Imagine if the most graphic and expressive artifacts from one of the most historic events in New York City lay rolled in tubes in a dusty corner. What if millions of bytes of geographic data, produced through an unprecedented, community collaboration, were dispersed, disconnected and hidden from public view? If you had the opportunity to preserve them, how would you do it?
During the September 11, 2001 rescue and recovery operations, I volunteered to help recruit geographers through a NYC-based GIS user group, called GISMO. The need was critical and overwhelming. The Mayor’s Office of Emergency Management had been evacuated and no longer had access to maps and data necessary for the rescue effort, and if that wasn’t bad enough, they lacked the number of skilled hands to produce the hundreds of maps per day required by the unprecedented event. At this point, GISMO had been working for years to advocate for data sharing and cooperation among city, state, non-profit and private entities, and developed into a 400 strong social network. Hundreds of volunteers, many from GISMO, stepped forward. This effort served as a highly regarded, if anomalous, model for unified response in years to come. But the artifacts from this effort have not been preserved in any curatorial sense. I’d like to change that.
I recently participated in the NYC GeoSymposium 2001-2011-2021, which took a look at the advances and challenges of Geographic Information Systems in emergency response since 2001. Around this time I had been thinking very hard about my career goals and ways to combine my past experience in research and design with the grassroots efforts of the geographic community. I had been working with colleagues at GISMO for many years to draw attention to the important role geographers played in the 9/11 rescue and recovery. The GeoSymposium was a great experience, because it intended not just to honor those who participated in these efforts, but also to highlight the need to preserve the thousands of maps that tell the story.
My own contribution to the GeoSymposium was to explore the legacy of these efforts by examining the technological improvements at the Office of Emergency Management in the context of emergency events that had occurred since 2001. I was looking for a way to present time-based information in a map format and also to start a conversation with attendees about the history of emergency response technology and the importance of the preservation of geographic artifacts. My project contained a map of New York City with events plotted and color-coded by discrete periods, characterized by a common group of new technologies.
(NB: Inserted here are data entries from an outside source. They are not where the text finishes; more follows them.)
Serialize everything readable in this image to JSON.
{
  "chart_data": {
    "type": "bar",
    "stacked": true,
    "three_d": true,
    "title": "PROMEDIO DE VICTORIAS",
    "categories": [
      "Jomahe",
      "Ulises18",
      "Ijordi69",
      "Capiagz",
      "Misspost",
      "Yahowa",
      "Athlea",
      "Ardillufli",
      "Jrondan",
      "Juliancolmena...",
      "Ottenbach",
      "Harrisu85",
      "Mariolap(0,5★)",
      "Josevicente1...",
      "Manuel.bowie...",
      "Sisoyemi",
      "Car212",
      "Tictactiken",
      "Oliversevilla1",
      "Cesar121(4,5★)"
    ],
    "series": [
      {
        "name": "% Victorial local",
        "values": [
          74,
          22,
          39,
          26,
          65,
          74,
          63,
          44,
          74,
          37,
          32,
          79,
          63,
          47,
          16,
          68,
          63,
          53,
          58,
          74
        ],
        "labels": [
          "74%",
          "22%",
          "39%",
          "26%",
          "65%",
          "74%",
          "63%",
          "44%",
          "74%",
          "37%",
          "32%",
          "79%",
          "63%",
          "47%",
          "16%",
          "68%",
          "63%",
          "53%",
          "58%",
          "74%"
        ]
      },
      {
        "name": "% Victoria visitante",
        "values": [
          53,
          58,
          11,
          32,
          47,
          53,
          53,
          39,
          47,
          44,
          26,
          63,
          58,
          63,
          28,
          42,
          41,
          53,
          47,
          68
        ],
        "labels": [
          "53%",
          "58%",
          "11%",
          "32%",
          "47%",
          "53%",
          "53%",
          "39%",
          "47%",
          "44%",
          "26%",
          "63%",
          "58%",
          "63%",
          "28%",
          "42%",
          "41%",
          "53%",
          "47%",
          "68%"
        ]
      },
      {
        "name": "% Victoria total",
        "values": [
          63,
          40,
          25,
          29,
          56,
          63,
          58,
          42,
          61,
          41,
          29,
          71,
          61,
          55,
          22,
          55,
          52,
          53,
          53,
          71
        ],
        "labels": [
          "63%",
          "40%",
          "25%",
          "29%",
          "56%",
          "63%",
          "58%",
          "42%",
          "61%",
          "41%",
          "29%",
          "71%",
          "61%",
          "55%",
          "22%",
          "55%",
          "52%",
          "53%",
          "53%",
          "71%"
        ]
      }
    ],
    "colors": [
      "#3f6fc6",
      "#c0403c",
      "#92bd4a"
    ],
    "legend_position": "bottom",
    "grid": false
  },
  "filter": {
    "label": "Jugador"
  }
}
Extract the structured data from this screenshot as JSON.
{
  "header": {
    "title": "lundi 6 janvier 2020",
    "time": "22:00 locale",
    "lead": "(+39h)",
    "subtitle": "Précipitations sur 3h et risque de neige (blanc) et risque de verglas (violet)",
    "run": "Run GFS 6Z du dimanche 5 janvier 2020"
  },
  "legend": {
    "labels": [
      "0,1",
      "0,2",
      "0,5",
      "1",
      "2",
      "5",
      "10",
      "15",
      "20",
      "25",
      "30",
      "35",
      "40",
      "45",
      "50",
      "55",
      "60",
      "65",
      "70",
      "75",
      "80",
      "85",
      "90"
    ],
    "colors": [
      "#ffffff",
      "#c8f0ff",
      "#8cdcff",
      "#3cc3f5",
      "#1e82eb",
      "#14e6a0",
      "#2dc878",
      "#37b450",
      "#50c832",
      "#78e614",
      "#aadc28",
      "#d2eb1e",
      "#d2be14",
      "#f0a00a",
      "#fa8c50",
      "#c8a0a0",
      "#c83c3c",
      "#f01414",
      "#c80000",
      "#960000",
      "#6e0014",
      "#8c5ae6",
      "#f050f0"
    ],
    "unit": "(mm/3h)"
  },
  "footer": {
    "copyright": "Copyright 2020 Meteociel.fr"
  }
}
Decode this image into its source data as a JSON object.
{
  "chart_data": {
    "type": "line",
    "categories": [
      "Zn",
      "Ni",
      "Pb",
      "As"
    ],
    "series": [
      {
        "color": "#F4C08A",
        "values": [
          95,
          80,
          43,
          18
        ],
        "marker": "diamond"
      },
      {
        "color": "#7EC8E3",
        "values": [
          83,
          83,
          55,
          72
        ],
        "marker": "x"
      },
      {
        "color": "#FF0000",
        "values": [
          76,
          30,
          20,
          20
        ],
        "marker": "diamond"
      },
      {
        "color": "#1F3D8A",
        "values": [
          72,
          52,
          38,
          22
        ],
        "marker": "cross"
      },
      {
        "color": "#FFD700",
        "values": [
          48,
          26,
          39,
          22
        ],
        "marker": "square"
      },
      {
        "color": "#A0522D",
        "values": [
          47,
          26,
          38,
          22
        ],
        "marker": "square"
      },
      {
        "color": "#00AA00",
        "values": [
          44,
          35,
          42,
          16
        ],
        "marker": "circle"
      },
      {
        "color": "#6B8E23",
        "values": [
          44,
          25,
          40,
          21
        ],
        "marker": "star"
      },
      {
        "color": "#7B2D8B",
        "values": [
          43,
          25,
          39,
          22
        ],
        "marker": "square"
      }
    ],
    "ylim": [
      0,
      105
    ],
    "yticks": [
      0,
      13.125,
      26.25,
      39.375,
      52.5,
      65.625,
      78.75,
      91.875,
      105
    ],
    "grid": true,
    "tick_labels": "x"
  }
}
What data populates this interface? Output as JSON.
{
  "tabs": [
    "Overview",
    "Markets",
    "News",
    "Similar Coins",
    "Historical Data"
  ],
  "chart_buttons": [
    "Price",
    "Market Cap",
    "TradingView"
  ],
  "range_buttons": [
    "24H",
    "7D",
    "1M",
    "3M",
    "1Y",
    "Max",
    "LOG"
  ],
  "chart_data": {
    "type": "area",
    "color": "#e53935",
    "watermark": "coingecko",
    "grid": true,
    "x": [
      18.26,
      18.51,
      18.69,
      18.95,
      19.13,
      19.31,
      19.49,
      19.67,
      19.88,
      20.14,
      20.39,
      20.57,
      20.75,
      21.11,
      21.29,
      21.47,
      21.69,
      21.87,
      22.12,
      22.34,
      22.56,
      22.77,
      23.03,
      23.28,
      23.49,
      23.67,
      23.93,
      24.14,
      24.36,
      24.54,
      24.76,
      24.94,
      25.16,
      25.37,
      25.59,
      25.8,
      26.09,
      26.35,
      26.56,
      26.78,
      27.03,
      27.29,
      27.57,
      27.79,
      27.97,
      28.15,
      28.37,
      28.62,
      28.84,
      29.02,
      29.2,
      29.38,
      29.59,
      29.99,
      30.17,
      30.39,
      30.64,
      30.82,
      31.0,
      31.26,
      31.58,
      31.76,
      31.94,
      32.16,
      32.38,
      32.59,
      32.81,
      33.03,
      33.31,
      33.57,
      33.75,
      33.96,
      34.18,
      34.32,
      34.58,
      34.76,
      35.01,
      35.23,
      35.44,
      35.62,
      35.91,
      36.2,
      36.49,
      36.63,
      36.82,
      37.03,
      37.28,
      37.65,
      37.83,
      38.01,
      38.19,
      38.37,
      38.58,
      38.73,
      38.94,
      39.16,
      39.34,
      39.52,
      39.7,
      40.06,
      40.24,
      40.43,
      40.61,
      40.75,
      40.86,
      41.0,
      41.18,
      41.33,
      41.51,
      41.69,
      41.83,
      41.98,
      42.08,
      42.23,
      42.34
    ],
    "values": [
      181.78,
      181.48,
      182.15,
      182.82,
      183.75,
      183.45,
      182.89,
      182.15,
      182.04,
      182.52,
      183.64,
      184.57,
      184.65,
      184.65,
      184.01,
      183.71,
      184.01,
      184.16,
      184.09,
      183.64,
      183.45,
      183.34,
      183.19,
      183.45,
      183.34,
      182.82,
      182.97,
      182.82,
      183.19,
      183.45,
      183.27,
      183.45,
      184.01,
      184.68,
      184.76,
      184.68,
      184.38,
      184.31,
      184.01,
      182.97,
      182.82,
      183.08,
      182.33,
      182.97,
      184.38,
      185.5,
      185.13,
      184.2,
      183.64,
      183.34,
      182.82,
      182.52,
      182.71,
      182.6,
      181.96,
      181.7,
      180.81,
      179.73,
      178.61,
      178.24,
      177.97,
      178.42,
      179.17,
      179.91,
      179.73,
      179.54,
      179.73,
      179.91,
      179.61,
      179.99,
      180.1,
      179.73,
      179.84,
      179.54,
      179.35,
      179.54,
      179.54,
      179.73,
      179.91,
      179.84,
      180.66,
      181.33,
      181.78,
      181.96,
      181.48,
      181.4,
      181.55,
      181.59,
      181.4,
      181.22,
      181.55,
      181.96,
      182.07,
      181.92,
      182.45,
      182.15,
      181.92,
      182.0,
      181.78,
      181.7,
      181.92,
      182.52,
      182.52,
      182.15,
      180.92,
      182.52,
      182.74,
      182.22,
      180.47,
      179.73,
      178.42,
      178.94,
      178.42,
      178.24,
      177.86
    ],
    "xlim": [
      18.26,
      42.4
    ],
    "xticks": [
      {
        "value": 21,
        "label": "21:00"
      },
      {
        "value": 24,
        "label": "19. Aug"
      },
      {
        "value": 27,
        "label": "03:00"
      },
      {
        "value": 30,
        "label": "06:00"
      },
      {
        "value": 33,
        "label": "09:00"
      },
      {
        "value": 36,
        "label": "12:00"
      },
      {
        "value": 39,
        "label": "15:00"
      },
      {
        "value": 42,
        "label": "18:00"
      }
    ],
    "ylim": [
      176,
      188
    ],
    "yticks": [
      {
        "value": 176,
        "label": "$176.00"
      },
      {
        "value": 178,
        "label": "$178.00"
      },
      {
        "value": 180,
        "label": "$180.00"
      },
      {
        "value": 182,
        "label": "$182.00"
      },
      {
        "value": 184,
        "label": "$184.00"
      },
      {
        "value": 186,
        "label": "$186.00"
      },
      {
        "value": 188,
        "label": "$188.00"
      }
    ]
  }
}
An online version of the map is available at ArgGIS Explorer Online.
The map highlights how the events surrounding 9/11 prompted improvements in incident management technology. Attendees, including the keynote presenter and eminent information designer, Edward Tufte, gathered around to discuss their experience with the events I had mapped and to offer advice on ways to enrich its design. (Some of Mr. Tufte’s comments led to further improvements which you can see via the links above.)
Simply talking about how to improve the map was an exercise in exploring history and memory: how people understand what happened, how events are related to one another, how what you choose to include and what not to include can influence a person’s understanding of the events, how the description of one event can bring to mind another similar one, etc. It was thrilling to observe the spontaneous conversation that started all because of a three by four foot piece of foamboard.
And that’s just one artifact. In the aftermath of 9/11, hundreds of maps were produced – Every Day – for months. The 9/11 geographic effort represented a level of cooperation not seen before or since, but whose legacy, coupled with improvements in technology platforms themselves, informs the open data initiatives we are now seeing throughout the U.S.
Of course, the artifacts of the 9/11 response have historical value by themselves. And that is where the images of dusty, neglected rolls of paper come in (even though most of the maps are on disks and hard drives). Several of my GISMO colleagues and I are exploring a plan to create a 9/11 Geographic Archive, featuring the maps that were produced during the rescue and recovery effort. I plan to present an outline of the 9/11 Geographic Archive and my map of emergency response technologies at the ASIS&T Information Architecture Summit in March 2012. Such an archive would be an important contribution to the history of emergency response in this country.
I have always loved presenting information in meaningful and digestible ways, whether through maps, market research reports, drawings, websites or online resource libraries and intranets. From very early in my career, I have been driven to present information in a coherent way and to seek out tools and processes that make coming to understanding easier. I am thrilled by the convergence that today’s state of technology allows between geographic tools and the digital storytelling of the user experience discipline. What is really great about this project is that I will be able to combine aspects of two fields that I love into an end product that would have meaning for many now and in years to come.
So, if you had the opportunity to preserve artifacts from an important event in New York City history, how would you do it? Some of the groundwork has already begun. I have been working with a mentor to explore relationships with organizations that support technology projects in the digital humanities, and with museums and libraries that share an interest in geographic artifacts and 9/11. I am building on my relationships with the City’s amazing geographic community through GISMO, the thirty Geosymposium presenters who told the 9/11 story and senior staff at the Office of Emergency Management and other consultants who have expressed interest in an archive. (I have even applied to an information science program where I hope to explore this project further). Finally and perhaps most importantly, I have the support of members of the GISMO Steering Committee to pursue further resources and trainings to develop the framework for an archive entity. With that grounding, I can turn the question “How would you do it?” into “When can I start?”